By Karin Strohecker and David Lawder
WASHINGTON (Reuters) -Emerging economies will have to grapple with tighter global financing conditions for longer while the future of risk-free assets is very much in focus, the head of South Africa’s central bank told Reuters.
Speaking on the sidelines of the IMF and World Bank spring meetings in Washington, South African Reserve Bank Governor Lesetja Kganyago said it was too early to know the impact on global disinflation of the trade tensions triggered by U.S. President Donald Trump’s imports tariffs.
“We know … that tariffs are negative for economic growth – it’s a no-win game,” Kganyago said in an interview late on Wednesday.
“And for many of us who are from small, open economies, the impact on sentiment is such that global financing conditions remain tight or tighter for longer than what we had expected them to be.”
As part of the broad tariffs he announced in early April, Trump slapped a 31% levy on imports from South Africa. Many of the higher U.S. levies on dozens of countries have been put on hold.

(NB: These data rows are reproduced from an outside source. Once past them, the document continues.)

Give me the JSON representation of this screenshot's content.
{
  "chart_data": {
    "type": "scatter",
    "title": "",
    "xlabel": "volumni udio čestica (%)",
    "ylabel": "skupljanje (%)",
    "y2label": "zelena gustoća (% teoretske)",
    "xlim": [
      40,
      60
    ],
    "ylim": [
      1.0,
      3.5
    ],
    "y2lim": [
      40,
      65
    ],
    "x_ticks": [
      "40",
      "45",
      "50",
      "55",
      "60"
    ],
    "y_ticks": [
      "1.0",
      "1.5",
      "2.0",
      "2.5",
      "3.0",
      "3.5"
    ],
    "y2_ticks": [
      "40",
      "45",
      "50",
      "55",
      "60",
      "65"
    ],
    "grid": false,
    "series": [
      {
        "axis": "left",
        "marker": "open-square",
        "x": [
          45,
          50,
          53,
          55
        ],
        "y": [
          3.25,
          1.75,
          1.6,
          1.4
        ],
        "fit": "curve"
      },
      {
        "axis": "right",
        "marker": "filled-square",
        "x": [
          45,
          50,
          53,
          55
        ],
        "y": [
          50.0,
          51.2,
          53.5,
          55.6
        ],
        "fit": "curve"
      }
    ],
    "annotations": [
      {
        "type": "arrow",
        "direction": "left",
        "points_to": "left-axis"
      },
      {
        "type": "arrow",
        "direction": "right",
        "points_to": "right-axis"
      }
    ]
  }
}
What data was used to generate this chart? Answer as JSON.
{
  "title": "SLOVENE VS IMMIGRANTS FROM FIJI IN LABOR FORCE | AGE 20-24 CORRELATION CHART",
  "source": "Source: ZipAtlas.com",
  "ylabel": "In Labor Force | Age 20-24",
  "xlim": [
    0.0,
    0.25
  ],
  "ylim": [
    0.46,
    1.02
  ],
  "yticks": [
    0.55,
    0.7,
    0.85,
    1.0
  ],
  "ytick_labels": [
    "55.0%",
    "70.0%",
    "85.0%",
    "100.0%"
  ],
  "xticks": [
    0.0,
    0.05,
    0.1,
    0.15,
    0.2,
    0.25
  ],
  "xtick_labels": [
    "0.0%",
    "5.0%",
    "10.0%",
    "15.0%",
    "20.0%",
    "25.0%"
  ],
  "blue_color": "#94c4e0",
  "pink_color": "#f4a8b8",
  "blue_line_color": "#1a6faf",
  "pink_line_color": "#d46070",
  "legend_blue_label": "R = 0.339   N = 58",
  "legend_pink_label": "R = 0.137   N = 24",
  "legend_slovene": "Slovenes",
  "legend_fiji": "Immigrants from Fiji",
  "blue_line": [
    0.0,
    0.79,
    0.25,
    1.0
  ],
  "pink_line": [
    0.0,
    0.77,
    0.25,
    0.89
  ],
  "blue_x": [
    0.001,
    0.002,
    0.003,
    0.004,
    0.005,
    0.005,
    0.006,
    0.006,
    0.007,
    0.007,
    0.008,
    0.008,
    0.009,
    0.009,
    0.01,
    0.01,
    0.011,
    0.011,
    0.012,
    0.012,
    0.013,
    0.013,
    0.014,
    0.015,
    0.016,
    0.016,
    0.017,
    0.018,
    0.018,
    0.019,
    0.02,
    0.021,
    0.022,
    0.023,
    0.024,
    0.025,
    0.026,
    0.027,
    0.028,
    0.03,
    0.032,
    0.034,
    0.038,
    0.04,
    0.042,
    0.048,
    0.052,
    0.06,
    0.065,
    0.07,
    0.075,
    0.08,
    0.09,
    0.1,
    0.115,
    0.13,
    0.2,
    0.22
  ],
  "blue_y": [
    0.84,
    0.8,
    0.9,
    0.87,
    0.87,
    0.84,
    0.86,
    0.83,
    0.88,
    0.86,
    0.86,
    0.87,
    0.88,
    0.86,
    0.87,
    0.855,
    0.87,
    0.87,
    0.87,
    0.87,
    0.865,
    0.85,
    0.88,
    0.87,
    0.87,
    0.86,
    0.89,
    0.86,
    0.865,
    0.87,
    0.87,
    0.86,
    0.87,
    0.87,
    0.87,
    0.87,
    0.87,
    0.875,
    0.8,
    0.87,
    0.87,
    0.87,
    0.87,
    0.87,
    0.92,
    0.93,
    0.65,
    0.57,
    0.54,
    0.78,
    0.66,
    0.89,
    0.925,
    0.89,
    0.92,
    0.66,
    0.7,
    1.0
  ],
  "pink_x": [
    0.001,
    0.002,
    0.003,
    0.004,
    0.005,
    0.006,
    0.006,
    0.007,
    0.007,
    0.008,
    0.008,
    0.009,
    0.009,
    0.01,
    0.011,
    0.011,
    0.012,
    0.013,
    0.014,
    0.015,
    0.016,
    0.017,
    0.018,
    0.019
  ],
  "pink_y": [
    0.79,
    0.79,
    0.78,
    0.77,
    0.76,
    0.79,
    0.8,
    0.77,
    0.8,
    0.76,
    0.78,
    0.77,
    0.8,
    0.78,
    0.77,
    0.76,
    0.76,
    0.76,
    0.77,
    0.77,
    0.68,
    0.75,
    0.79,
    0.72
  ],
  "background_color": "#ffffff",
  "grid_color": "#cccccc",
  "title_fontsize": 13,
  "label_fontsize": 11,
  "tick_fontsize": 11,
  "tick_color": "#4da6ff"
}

The back and forth on tariffs also rocked U.S. Treasury markets, which form the bedrock of global fixed income markets and a baseline for global borrowing costs.
“If financial conditions tighten … then countries that are having external financing needs would have to meet those financing needs at higher cost, and that has got implications for capital flows, which would then have implications for exchange rates,” Kganyago said.
The future of risk-free assets, which traditionally include U.S. government bonds and the dollar, was one of the main issues at the meetings in Washington this week, he said.
“One of the puzzles of the past few weeks had been risk-free assets being sold and the dollar depreciating,” he said.
It was asked whether this was a structural break or simply people having too much cash riding on risk-free assets, he said.
“It’s too early to tell and we can’t quite say what the impact would be, but previous correlations that we knew had been that when you have got this amount of uncertainty, people run to the safe haven of the safe assets, and the safe assets behaved differently.”